Li et al. first determined whether sickle mice who receive pyridoxamine demonstrate clinically relevant beneficial effects. They showed that pyridoxamine reduced neutrophil recruitment to the cremaster venular wall of SCD mice after they were exposed to either hypoxia/reoxygenation or tumor necrosis factor-α (TNF- α). Such treatment also improved survival of challenged mice. However, these effects did not appear to be via reduction in AGE, as pyridoxamine reduced endothelial cell and blood cell (neutrophil, platelet) activation states or adhesiveness without affecting the plasma levels of AGE or nitric oxide (NO). Moreover, pyridoxamine appeared equally effective in the presence or absence of hydroxyurea. In vitro studies also confirmed that pyridoxamine appears to have quite selective effects on neutrophils and platelets. It reduced neutrophil degranulation and decreased the surface amount of αMβ2 integrin, a receptor required for the interaction of neutrophils with endothelial cells and platelets, while it did not affect neutrophil L-selectin shedding and ROS production. Furthermore, treatment of SCD mice or mouse platelets in vitro with pyridoxamine inhibited platelet aggregation and ATP secretion after exposure to thrombin or a collagen- related peptide (CRP, a glycoprotein VI-specific agonist) without affecting P-selectin. In vitro experiments with human neutrophils also showed that pyridoxamine reduced ROS generation but did not affect the surface amount of αMβ2 and L-selectin on neutrophils following agonist stimulation.

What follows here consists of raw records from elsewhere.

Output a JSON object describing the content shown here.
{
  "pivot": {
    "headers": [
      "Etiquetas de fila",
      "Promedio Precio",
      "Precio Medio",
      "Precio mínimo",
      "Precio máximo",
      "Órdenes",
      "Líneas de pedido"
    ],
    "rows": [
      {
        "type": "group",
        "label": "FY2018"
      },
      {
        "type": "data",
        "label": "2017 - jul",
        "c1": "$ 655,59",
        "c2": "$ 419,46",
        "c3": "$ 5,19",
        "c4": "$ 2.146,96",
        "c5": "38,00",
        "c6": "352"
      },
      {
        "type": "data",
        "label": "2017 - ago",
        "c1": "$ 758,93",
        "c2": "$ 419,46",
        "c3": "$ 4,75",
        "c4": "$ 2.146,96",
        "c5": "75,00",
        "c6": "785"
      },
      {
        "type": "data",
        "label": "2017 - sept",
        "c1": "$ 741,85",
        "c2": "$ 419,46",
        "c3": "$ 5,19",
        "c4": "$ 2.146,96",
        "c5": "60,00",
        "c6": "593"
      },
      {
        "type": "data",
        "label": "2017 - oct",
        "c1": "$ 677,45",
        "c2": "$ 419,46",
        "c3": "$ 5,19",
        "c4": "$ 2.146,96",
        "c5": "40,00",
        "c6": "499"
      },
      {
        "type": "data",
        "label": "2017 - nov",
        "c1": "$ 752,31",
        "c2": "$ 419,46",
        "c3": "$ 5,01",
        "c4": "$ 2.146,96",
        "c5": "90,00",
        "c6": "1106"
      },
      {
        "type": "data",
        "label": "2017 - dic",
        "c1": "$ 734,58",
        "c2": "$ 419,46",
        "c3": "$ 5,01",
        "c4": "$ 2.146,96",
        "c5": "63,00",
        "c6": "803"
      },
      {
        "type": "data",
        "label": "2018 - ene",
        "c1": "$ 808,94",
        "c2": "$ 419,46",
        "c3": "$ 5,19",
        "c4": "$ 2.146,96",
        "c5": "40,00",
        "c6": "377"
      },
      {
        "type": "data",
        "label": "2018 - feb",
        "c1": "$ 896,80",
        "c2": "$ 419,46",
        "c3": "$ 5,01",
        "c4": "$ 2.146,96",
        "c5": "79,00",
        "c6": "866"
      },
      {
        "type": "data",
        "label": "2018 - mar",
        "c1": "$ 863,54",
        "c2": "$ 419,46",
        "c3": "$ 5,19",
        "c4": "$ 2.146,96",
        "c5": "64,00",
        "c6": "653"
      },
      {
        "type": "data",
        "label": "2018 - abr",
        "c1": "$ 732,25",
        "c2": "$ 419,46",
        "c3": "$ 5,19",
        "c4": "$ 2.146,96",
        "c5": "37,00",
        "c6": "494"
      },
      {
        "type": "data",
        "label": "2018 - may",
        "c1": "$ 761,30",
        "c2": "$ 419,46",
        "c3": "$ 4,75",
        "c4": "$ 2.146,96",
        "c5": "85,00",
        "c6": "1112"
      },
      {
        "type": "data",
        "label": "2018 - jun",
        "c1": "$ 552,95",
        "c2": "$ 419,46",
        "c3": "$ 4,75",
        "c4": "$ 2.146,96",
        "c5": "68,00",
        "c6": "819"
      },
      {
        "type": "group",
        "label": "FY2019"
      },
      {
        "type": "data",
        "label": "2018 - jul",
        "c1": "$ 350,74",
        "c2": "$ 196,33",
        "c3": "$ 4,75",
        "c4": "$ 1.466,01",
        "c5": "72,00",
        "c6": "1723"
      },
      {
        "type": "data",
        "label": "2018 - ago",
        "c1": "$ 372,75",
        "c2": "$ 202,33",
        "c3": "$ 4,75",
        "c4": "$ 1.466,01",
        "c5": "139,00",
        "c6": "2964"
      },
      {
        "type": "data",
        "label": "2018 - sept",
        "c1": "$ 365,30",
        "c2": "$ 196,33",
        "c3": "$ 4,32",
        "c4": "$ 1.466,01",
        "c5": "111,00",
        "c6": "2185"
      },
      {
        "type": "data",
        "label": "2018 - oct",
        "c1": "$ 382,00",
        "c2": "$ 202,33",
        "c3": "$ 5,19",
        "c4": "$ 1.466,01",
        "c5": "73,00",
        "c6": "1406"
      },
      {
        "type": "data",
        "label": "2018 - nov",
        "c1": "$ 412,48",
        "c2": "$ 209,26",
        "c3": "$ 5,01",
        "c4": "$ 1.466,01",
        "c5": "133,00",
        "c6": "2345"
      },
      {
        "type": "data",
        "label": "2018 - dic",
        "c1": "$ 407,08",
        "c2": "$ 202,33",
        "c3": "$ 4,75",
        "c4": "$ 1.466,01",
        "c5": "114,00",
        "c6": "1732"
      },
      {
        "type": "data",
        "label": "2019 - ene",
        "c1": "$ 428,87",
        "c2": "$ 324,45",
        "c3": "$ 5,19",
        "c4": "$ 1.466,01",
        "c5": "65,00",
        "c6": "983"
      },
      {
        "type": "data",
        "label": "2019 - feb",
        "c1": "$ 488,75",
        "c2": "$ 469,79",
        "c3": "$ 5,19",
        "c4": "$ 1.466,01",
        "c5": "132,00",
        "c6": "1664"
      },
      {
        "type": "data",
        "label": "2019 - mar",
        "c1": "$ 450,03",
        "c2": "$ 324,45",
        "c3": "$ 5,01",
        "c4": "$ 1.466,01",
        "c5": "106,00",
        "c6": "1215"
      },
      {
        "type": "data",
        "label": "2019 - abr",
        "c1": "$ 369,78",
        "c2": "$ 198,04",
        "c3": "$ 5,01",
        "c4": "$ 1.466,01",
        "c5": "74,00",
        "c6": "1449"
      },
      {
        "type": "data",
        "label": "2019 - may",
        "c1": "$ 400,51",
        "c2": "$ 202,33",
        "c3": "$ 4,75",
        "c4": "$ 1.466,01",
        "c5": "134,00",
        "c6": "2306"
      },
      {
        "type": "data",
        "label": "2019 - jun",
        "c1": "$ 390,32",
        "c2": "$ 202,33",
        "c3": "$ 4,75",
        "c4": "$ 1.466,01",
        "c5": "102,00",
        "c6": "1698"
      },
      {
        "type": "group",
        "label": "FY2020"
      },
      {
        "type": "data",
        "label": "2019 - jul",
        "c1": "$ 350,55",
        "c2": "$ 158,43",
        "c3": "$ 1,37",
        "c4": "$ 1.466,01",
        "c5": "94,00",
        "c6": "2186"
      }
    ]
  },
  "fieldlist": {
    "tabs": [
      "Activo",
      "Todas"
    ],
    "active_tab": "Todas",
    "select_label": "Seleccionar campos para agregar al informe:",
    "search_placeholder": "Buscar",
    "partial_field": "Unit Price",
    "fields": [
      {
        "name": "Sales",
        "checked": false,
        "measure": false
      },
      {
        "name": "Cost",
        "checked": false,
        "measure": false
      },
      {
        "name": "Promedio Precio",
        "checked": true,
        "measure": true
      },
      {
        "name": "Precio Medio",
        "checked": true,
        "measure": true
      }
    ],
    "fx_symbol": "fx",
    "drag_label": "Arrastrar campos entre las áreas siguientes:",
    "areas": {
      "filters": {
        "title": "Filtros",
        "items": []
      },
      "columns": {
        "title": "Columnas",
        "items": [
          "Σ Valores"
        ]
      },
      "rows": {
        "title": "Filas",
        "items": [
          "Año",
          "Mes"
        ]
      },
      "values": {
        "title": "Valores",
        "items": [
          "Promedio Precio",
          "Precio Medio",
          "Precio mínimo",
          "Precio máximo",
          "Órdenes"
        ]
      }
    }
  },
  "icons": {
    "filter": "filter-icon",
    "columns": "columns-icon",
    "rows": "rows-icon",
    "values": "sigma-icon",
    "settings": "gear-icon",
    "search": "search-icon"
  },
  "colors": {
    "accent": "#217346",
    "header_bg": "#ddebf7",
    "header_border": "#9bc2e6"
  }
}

What more needs to be done?

Based on their results, Li et al. suggest that pyridoxamine should be investigated in human SCD to prevent both vaso-occlusion and possibly hemolysis-related organ damage. Although pyridoxamine did not seem to have its effect via reduction of AGE in sickle mice, its protective effect against oxidative challenges may be relevant. In diabetic rats, treatment with pyridoxamine produced a decline in oxidative stress parameters and ROS production. Given that oxidative damage is believed to be critical to the organ damage seen in both diabetes and SCD, further exploration of pyridoxamine in SCD is reasonable, despite the disappointing results in human diabetic patients despite promising data in animal models of diabetes. The article by Li et al. also offers interesting insights into where pyridoxamine may affect the many pathways leading to vaso-occlusion. It is disappointing, however, that they did not report effects of pyridoxamine on the root cause of vaso-occlusion, i.e., the sickle red blood cells (RBC). Especially at this time, when we know clearly that sickle RBC are deficient in anti-oxidant capacity, [15] and that oxidative pathways in RBC promote vasoocclusion, [13] understanding the effects of anti-oxidant therapies on sickle RBC biology, the root cause of SCD, should be prioritized.